Dash it, Jeeves, let Wodehouse rest in peace
Fans of P.G. Wodehouse throughout the world will be delighted with the news that he is to be honoured with a memorial stone in Westminster Abbey more than four decades after his death.
This gesture, on the part of the Dean of Westminster, the Very Rev Dr John Hall, must count as the final act of reconciliation between Wodehouse and the land of his birth, which never quite forgave him in his own lifetime for allegedly giving comfort to the Nazi war effort with a number of broadcasts from Berlin.
Bertie Wooster would probably react to Hall’s magnanimous move by lathering his toast and declaring: “Dash it, Jeeves, this calls for a celebration. Put the suit with the yellow check and the trilby hat in the bin.”
“I have already taken the liberty of doing so, Sir.”
In Wodehouse’s sunlit world, nothing ever changes but the author’s back story is much darker.
Wodehouse, who was investigated and cleared by the British intelligence service MI5, chose not to return ever again to England at the end of World War II in 1945.
Instead he found refuge in America where he lived until his death, aged 93, in Southampton, New York, in 1975. He was knighted that year shortly before his death but, as an act of forgiveness, it was perhaps too little and too late.
The location of the memorial, which will be unveiled next year, is not known, but a report in The Times on Saturday, “What ho, Jeeves! P.G. Wodehouse to have memorial in Westminster Abbey”, suggests it could be in Poets’ Corner.
This is where the nation remembers some of its greatest literary names, among them William Shakespeare, Geoffrey Chaucer, Charles Dickens, D.H. Lawrence, Lewis Carroll, Henry James, Alfred Lord Tennyson, Ted Hughes, Robert Browning and fellow funny writer Noël Coward.
The release of MI5 papers in 2011 made it clear that Wodehouse was more of a “frightful ass” than a traitor to his own country.

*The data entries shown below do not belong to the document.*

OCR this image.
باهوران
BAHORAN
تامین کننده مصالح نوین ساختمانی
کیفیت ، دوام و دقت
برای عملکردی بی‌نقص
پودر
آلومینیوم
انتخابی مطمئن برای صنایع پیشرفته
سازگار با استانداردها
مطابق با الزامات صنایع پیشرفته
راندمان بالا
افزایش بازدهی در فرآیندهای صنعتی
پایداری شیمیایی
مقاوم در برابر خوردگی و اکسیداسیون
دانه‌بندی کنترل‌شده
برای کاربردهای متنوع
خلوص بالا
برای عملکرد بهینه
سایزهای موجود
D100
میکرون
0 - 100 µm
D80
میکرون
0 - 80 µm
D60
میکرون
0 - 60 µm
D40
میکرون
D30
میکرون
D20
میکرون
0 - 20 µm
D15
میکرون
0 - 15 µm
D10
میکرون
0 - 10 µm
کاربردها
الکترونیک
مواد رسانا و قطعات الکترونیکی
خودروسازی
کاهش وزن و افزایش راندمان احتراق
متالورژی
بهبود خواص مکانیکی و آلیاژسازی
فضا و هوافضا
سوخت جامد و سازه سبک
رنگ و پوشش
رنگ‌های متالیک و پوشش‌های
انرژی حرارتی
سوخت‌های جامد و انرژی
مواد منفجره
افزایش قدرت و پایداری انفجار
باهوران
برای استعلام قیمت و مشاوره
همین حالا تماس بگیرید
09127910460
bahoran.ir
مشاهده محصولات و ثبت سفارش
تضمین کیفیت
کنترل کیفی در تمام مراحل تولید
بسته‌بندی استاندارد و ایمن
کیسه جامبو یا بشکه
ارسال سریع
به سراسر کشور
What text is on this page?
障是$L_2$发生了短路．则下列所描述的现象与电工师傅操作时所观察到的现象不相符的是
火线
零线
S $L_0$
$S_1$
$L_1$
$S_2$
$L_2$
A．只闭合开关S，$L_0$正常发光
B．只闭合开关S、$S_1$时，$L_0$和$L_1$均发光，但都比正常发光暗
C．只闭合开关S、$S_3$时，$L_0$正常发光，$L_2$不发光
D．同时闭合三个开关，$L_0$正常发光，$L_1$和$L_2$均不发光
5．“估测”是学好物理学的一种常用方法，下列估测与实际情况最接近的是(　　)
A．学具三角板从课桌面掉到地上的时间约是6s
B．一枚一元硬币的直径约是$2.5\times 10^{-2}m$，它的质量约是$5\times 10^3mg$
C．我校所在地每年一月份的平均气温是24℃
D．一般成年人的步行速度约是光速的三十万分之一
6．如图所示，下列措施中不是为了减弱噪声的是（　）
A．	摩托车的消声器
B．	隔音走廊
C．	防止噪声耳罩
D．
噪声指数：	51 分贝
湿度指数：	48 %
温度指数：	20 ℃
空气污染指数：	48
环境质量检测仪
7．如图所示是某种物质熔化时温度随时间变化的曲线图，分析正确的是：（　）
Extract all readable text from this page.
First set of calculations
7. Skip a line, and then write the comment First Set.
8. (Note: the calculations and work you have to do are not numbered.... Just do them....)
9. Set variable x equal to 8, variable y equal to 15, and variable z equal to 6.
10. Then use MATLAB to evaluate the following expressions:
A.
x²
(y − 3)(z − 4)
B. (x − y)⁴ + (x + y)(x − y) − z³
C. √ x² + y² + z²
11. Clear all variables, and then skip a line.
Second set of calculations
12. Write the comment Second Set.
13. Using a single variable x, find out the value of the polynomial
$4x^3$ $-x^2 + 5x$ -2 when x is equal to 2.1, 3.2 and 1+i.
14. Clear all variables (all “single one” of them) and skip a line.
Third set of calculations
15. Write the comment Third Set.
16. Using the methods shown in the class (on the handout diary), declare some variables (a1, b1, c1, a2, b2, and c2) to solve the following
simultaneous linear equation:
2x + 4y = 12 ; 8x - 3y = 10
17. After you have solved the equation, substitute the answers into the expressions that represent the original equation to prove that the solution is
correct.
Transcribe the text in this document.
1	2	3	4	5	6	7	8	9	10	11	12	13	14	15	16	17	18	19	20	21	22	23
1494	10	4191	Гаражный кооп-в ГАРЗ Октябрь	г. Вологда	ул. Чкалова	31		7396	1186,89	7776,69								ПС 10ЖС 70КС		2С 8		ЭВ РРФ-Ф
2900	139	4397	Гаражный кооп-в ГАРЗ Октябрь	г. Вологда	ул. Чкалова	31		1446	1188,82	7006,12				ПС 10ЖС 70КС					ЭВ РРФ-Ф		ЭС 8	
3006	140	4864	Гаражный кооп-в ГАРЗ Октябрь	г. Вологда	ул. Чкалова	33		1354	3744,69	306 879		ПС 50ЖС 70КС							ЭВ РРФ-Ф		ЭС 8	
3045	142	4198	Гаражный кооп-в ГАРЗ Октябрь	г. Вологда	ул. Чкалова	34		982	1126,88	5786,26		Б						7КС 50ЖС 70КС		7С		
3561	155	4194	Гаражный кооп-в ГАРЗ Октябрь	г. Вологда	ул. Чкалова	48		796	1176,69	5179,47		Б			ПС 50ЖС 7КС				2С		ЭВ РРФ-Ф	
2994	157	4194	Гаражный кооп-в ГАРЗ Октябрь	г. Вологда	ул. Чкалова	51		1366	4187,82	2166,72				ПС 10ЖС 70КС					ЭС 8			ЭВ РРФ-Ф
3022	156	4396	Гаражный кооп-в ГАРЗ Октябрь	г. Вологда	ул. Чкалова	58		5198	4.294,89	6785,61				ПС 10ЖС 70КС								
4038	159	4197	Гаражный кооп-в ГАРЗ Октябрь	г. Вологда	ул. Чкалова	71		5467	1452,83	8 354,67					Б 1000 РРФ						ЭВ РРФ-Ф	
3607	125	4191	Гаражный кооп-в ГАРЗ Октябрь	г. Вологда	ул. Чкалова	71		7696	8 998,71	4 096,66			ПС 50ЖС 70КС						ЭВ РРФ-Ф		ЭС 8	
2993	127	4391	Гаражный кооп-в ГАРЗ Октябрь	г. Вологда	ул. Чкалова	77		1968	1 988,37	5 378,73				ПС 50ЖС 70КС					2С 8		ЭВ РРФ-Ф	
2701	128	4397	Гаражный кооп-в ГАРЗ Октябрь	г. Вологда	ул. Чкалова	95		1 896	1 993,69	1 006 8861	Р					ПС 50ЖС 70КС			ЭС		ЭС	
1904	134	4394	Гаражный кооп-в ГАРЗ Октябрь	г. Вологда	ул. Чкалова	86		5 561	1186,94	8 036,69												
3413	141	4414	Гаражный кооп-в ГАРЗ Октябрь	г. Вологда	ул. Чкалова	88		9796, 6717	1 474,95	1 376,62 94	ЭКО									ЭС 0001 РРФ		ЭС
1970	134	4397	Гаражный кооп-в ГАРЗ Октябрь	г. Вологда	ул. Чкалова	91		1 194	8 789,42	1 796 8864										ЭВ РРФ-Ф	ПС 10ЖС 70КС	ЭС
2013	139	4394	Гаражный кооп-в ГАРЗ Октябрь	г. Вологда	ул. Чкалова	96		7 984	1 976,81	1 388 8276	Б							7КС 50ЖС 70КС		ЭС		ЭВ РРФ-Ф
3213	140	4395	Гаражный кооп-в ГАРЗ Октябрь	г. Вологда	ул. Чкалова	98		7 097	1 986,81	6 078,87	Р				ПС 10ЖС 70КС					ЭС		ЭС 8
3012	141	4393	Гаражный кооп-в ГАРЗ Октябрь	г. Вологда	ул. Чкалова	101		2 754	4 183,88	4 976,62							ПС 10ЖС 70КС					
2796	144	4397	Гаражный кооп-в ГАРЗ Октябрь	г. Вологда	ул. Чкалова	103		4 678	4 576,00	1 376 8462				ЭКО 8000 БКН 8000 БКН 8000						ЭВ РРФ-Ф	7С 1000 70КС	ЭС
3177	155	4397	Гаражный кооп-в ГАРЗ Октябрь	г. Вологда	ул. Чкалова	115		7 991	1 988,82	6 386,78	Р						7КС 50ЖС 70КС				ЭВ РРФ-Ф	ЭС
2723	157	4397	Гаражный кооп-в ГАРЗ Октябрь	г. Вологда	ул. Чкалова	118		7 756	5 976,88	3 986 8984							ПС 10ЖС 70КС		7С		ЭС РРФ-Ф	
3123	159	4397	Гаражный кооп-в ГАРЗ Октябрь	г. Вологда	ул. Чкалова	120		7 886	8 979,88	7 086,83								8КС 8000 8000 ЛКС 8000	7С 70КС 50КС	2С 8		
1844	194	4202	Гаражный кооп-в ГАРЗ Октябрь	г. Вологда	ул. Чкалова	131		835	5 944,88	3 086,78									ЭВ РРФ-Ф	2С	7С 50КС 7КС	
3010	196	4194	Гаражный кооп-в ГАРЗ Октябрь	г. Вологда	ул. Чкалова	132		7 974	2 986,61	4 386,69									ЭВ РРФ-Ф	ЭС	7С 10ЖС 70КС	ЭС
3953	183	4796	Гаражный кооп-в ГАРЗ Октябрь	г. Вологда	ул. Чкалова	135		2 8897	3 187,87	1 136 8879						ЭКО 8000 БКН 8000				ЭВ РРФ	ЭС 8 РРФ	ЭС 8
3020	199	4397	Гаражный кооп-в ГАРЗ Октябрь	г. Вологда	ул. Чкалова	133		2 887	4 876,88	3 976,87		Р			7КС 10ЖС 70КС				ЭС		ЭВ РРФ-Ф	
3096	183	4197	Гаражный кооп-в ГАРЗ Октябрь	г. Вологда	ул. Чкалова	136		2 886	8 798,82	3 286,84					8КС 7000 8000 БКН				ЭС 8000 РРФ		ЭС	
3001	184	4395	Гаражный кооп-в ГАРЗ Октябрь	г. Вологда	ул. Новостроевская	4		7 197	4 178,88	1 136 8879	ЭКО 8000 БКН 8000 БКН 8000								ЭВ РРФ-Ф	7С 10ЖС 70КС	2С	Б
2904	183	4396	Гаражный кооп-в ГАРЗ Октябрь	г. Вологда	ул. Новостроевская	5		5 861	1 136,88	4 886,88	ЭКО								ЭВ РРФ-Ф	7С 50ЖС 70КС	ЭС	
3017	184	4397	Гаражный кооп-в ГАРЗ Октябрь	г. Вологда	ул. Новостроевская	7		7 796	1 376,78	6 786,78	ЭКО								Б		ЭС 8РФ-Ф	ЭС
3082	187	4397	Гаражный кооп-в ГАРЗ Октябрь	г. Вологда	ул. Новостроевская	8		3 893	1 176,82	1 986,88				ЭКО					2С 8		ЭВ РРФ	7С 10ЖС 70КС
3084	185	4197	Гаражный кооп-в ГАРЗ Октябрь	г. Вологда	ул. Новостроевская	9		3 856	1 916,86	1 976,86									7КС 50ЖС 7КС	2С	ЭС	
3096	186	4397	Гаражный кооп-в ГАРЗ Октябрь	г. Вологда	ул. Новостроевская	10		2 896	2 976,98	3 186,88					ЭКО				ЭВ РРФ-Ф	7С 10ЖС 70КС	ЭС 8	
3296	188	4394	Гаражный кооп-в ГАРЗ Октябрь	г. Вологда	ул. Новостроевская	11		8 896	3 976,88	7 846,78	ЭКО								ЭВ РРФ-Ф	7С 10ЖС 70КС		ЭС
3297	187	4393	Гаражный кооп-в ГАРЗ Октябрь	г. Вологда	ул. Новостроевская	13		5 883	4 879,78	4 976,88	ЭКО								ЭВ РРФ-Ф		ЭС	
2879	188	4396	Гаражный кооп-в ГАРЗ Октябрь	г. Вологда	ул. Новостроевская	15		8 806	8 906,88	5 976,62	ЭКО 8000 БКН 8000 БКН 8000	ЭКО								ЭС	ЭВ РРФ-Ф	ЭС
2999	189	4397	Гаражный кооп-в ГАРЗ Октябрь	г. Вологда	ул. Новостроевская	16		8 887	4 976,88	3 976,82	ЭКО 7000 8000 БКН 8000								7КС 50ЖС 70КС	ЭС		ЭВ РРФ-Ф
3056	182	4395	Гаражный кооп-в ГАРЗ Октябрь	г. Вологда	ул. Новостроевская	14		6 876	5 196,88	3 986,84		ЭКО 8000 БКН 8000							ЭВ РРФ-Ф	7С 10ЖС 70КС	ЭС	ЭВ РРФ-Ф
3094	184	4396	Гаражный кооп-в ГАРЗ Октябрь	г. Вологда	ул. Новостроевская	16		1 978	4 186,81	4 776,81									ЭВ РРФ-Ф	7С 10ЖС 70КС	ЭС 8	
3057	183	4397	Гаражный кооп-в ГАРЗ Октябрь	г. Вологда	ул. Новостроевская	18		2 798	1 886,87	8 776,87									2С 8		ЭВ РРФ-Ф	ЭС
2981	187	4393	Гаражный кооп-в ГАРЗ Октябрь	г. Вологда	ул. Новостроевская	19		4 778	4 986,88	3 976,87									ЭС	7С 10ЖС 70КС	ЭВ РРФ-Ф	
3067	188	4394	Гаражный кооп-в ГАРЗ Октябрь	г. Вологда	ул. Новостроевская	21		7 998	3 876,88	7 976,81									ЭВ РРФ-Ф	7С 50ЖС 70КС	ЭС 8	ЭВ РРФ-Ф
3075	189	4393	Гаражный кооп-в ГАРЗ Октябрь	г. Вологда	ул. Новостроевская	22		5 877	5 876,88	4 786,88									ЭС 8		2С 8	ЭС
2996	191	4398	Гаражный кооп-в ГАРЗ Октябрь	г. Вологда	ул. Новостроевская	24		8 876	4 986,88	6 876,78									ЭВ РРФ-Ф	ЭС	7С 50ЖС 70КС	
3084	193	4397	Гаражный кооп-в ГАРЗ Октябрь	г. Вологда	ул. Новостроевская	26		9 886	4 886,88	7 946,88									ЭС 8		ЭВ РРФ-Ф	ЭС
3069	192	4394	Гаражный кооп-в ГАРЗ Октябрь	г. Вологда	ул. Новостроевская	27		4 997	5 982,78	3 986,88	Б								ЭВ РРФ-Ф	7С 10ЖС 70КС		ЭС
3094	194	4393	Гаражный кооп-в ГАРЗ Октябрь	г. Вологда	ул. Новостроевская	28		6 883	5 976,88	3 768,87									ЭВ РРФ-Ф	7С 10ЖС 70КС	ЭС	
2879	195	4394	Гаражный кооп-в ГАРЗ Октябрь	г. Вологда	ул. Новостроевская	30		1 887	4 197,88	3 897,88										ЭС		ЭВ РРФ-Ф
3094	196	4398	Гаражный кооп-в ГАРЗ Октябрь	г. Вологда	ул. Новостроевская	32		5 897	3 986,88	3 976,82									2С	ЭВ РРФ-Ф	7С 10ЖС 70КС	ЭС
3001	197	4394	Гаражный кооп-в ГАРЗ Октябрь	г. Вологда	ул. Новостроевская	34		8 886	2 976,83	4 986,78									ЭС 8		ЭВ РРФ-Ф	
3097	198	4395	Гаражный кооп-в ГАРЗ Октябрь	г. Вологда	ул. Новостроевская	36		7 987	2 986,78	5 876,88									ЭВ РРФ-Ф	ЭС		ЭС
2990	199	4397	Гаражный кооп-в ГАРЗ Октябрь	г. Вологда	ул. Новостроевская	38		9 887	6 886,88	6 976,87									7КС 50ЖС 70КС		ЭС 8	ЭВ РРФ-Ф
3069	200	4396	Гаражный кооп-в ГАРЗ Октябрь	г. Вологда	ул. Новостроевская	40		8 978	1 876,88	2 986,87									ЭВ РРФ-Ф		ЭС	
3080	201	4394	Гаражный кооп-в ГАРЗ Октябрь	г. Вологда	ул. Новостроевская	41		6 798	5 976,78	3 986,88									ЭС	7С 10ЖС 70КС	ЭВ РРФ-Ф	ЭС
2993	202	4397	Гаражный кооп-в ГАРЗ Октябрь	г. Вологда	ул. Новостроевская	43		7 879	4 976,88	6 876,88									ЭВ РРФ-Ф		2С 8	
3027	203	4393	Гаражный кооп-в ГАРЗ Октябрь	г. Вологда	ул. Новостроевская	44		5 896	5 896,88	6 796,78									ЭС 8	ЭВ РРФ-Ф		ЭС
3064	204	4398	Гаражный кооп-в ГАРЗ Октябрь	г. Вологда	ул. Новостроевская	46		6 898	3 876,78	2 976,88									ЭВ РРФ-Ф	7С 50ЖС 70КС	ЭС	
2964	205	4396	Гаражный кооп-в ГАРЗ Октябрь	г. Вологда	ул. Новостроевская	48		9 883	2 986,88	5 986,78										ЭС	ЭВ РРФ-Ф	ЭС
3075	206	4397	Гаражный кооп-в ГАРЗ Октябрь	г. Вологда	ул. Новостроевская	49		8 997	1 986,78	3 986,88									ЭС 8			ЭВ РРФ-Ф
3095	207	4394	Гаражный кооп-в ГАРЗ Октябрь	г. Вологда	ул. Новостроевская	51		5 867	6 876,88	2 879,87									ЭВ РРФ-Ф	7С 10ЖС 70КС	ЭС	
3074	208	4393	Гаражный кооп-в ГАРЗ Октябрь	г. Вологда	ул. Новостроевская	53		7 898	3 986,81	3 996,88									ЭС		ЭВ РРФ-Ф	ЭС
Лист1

“In 1940, Pelham Grenville Wodehouse was living in Le Touquet, a town which, apart from its inconvenient location on the French side of the Channel, was about as English as a place could be,” according to media reports.
Wodehouse, then 58 and at the height of his success as a comic writer, got caught up in the German invasion of France. He moved or was made to move to Berlin.
“The case against him largely rests on five broadcasts he made from Berlin over the Nazi radio network. They followed his release from a year of internment — some of it spent in a lunatic asylum — after the capture of Le Touquet. The talks were primarily aimed at America, where Wodehouse’s social satires, especially those featuring Bertie Wooster, the archetypal upper-class twit, and his artful butler Jeeves, had an enormous following. In Britain, the broadcasts caused outrage.
“By the end of the war, he was not so much an expat as an outcast. His books were removed from British libraries, his works banned by the BBC, and his name ranked alongside the nation’s most reviled traitors.
“He claimed after the war — which the US hadn’t entered when he spoke — that he was simply trying to let his fans know that he was alive and intact. It didn’t matter. In London, Anthony Eden, the foreign secretary, denounced him as an agent of the German propaganda machine. In the newspapers and on the BBC, he became a hate figure comparable to Lord Haw-Haw,” according to the media reports.
The writer told MI5: “I would like to conclude by saying that I never had any intention of assisting the enemy and that I have suffered a great deal of mental pain as the result of my action.”
He said he was simply reflecting the “flippant, cheerful attitude of all British prisoners. It was a point of honour with us not to whine.”
MI5 decided that the broadcasts were not pro-German and had been unlikely to assist the enemy, and decided against prosecution. But Wodehouse was not told he had been cleared.
Wodehouse retained great affection for his old school, Dulwich College in south London, where the library is named after him.